Allows a Borrower to deposit tokens as collateral for a Line of Credit
Allows a Borrower to withdraw collateral so long as that actions does't cause the status of a Line of Credit to be LIQUIDATABLE
Allows Arbiter to whitelist (enable) specific collateral allowed for a Line of Credit
Allows Arbiter to liquidate collateral if the status is LIQUIDATABLE
External calls to - Oracle.sol, LineOfCredit.sol
Libraries - LineLib.sol, CreditLib.sol, EscrowLib.sol

Spigot (190 sloc)

Takes full ownership of a DAO or a protocol's contracts to escrow revenue earned by them
Allows the Spigot Owner to pull escrowed funds at anytime
Allows arbitrary payment splits between Spigot Owner and the Spigot Treasury (a contract of the DAO/protocol
Allows updating stakeholder addresses
External calls to arbitrary contract with arbitrary calls
Libraries - SpigotLib.sol, LineLib.sol

Oracle (24 sloc)

A wrapper contract to simplify integration with Chainlink FeedRegistry
Returns all token prices in USD 8-decimal denomination
External calls to - Chainlink FeedRegistry
Libraries - Chainlink Denominations

InterestRateCredit (72 sloc)

Stores interest rates and the last time interest was accrued for individual Lender positions on a Line of Credit
Purely calculates interest owed.
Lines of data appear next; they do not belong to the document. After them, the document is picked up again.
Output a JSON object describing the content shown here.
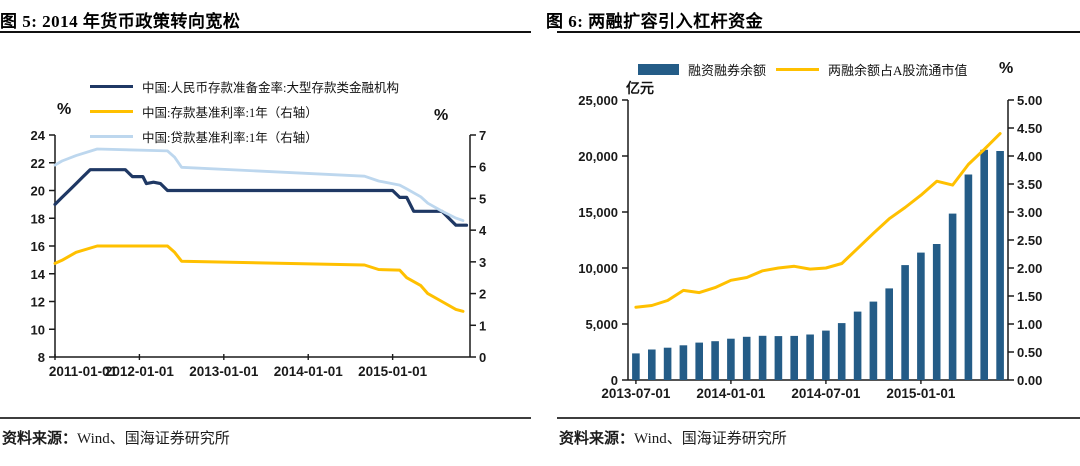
{
  "source": {
    "label": "资料来源：",
    "text": "Wind、国海证券研究所"
  },
  "colors": {
    "navy_line": "#1F3864",
    "gold_line": "#FFC000",
    "light_blue_line": "#BDD7EE",
    "bar_blue": "#245C87",
    "axis": "#1a1a1a",
    "rule": "#3d3d3d"
  },
  "chart_data": [
    {
      "id": "fig5",
      "type": "line",
      "title": "图 5: 2014 年货币政策转向宽松",
      "unit_left": "%",
      "unit_right": "%",
      "left_axis": {
        "min": 8,
        "max": 24,
        "ticks": [
          {
            "v": 24,
            "label": "24"
          },
          {
            "v": 22,
            "label": "22"
          },
          {
            "v": 20,
            "label": "20"
          },
          {
            "v": 18,
            "label": "18"
          },
          {
            "v": 16,
            "label": "16"
          },
          {
            "v": 14,
            "label": "14"
          },
          {
            "v": 12,
            "label": "12"
          },
          {
            "v": 10,
            "label": "10"
          },
          {
            "v": 8,
            "label": "8"
          }
        ]
      },
      "right_axis": {
        "min": 0,
        "max": 7,
        "ticks": [
          {
            "v": 7,
            "label": "7"
          },
          {
            "v": 6,
            "label": "6"
          },
          {
            "v": 5,
            "label": "5"
          },
          {
            "v": 4,
            "label": "4"
          },
          {
            "v": 3,
            "label": "3"
          },
          {
            "v": 2,
            "label": "2"
          },
          {
            "v": 1,
            "label": "1"
          },
          {
            "v": 0,
            "label": "0"
          }
        ]
      },
      "x_axis": {
        "domain_months": [
          0,
          59
        ],
        "ticks": [
          {
            "m": 0,
            "label": "2011-01-01"
          },
          {
            "m": 12,
            "label": "2012-01-01"
          },
          {
            "m": 24,
            "label": "2013-01-01"
          },
          {
            "m": 36,
            "label": "2014-01-01"
          },
          {
            "m": 48,
            "label": "2015-01-01"
          }
        ]
      },
      "series": [
        {
          "name": "中国:人民币存款准备金率:大型存款类金融机构",
          "axis": "left",
          "color": "#1F3864",
          "width": 3.2,
          "points": [
            [
              0,
              19
            ],
            [
              1,
              19.5
            ],
            [
              2,
              20
            ],
            [
              3,
              20.5
            ],
            [
              4,
              21
            ],
            [
              5,
              21.5
            ],
            [
              10,
              21.5
            ],
            [
              11,
              21
            ],
            [
              12.5,
              21
            ],
            [
              13,
              20.5
            ],
            [
              14,
              20.6
            ],
            [
              15,
              20.5
            ],
            [
              16,
              20
            ],
            [
              48,
              20
            ],
            [
              49,
              19.5
            ],
            [
              50,
              19.5
            ],
            [
              51,
              18.5
            ],
            [
              55,
              18.5
            ],
            [
              56,
              18
            ],
            [
              57,
              17.5
            ],
            [
              58.5,
              17.5
            ]
          ]
        },
        {
          "name": "中国:存款基准利率:1年（右轴）",
          "axis": "right",
          "color": "#FFC000",
          "width": 3,
          "points": [
            [
              0,
              2.95
            ],
            [
              1,
              3.05
            ],
            [
              3,
              3.3
            ],
            [
              6,
              3.5
            ],
            [
              16,
              3.5
            ],
            [
              17,
              3.3
            ],
            [
              18,
              3.02
            ],
            [
              44,
              2.9
            ],
            [
              46,
              2.76
            ],
            [
              49,
              2.74
            ],
            [
              50,
              2.5
            ],
            [
              52,
              2.25
            ],
            [
              53,
              2.0
            ],
            [
              55,
              1.75
            ],
            [
              57,
              1.5
            ],
            [
              58,
              1.44
            ]
          ]
        },
        {
          "name": "中国:贷款基准利率:1年（右轴）",
          "axis": "right",
          "color": "#BDD7EE",
          "width": 2.8,
          "points": [
            [
              0,
              6.05
            ],
            [
              1,
              6.18
            ],
            [
              3,
              6.35
            ],
            [
              6,
              6.56
            ],
            [
              16,
              6.5
            ],
            [
              17,
              6.3
            ],
            [
              18,
              5.98
            ],
            [
              44,
              5.7
            ],
            [
              46,
              5.55
            ],
            [
              49,
              5.42
            ],
            [
              50,
              5.3
            ],
            [
              52,
              5.05
            ],
            [
              53,
              4.85
            ],
            [
              55,
              4.6
            ],
            [
              57,
              4.38
            ],
            [
              58,
              4.3
            ]
          ]
        }
      ]
    },
    {
      "id": "fig6",
      "type": "bar",
      "title": "图 6: 两融扩容引入杠杆资金",
      "unit_left": "亿元",
      "unit_right": "%",
      "left_axis": {
        "min": 0,
        "max": 25000,
        "ticks": [
          {
            "v": 25000,
            "label": "25,000"
          },
          {
            "v": 20000,
            "label": "20,000"
          },
          {
            "v": 15000,
            "label": "15,000"
          },
          {
            "v": 10000,
            "label": "10,000"
          },
          {
            "v": 5000,
            "label": "5,000"
          },
          {
            "v": 0,
            "label": "0"
          }
        ]
      },
      "right_axis": {
        "min": 0,
        "max": 5,
        "ticks": [
          {
            "v": 5,
            "label": "5.00"
          },
          {
            "v": 4.5,
            "label": "4.50"
          },
          {
            "v": 4,
            "label": "4.00"
          },
          {
            "v": 3.5,
            "label": "3.50"
          },
          {
            "v": 3,
            "label": "3.00"
          },
          {
            "v": 2.5,
            "label": "2.50"
          },
          {
            "v": 2,
            "label": "2.00"
          },
          {
            "v": 1.5,
            "label": "1.50"
          },
          {
            "v": 1,
            "label": "1.00"
          },
          {
            "v": 0.5,
            "label": "0.50"
          },
          {
            "v": 0,
            "label": "0.00"
          }
        ]
      },
      "categories": [
        "2013-07",
        "2013-08",
        "2013-09",
        "2013-10",
        "2013-11",
        "2013-12",
        "2014-01",
        "2014-02",
        "2014-03",
        "2014-04",
        "2014-05",
        "2014-06",
        "2014-07",
        "2014-08",
        "2014-09",
        "2014-10",
        "2014-11",
        "2014-12",
        "2015-01",
        "2015-02",
        "2015-03",
        "2015-04",
        "2015-05",
        "2015-06"
      ],
      "x_axis": {
        "ticks": [
          {
            "i": 0,
            "label": "2013-07-01"
          },
          {
            "i": 6,
            "label": "2014-01-01"
          },
          {
            "i": 12,
            "label": "2014-07-01"
          },
          {
            "i": 18,
            "label": "2015-01-01"
          }
        ]
      },
      "series": [
        {
          "name": "融资融券余额",
          "kind": "bar",
          "axis": "left",
          "color": "#245C87",
          "values": [
            2373,
            2721,
            2886,
            3094,
            3337,
            3465,
            3687,
            3856,
            3950,
            3917,
            3935,
            4064,
            4410,
            5078,
            6111,
            7001,
            8182,
            10256,
            11375,
            12146,
            14858,
            18345,
            20557,
            20443
          ]
        },
        {
          "name": "两融余额占A股流通市值",
          "kind": "line",
          "axis": "right",
          "color": "#FFC000",
          "width": 3,
          "values": [
            1.3,
            1.33,
            1.42,
            1.6,
            1.56,
            1.65,
            1.78,
            1.83,
            1.95,
            2.0,
            2.03,
            1.98,
            2.0,
            2.08,
            2.35,
            2.62,
            2.88,
            3.08,
            3.3,
            3.55,
            3.48,
            3.85,
            4.12,
            4.4
          ]
        }
      ]
    }
  ]
}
LineOfCredit.sol is responsible for updating balances
Only allows LineOfCredit.sol to call it

LineLib (79 sloc)

Stores basic functions for LineOfCredit e.g. health statuses and transferring tokens

CreditLib (208 sloc)

Stores basic functions for interacting with Lender positions e.g. computing ids for individual credit lines, accruing interest and repaying debt

CreditListLib (53 sloc)

Stores functionality for interacting with collections of Lender positions on a Line of Credit e.g. adding and removing positions or re-sorting positions in the repayment queue

EscrowLib (183 sloc)

Calculates the total value of collateral assets escrowed
Calculates collateral ratio based on collateral value
Ensures that whitelisted (enabled) collateral enabled has a price feed

MutualConsent (48 sloc)

Forked from https://github.com/IndexCoop/index-coop-smart-contracts/blob/1acec44229b3aaf4a40dad2095b0cc6accb8fbfc/contracts/lib/MutualUpgrade.sol
Essentially a 2/2 multisig baked into your contract
Ensures that two predefined addresses both sign a tx with the same inputs and then executes the function with those parameters.

SpigotLib (212 sloc)

Stores functionality for claiming revenue, updating revenue splits, updating stakeholder addresses and all other Spigot functions

SpigotedLine.Lib (187 sloc)

Stores functionality related to including Spigot in Line of Credit lifecycle

Out of Scope For Audit

Anything related to the Arbiter
While the Oracle contract is in scope, anything related to the Oracle within the system and its privileged access, reliability, honest answers, etc. is out of scope.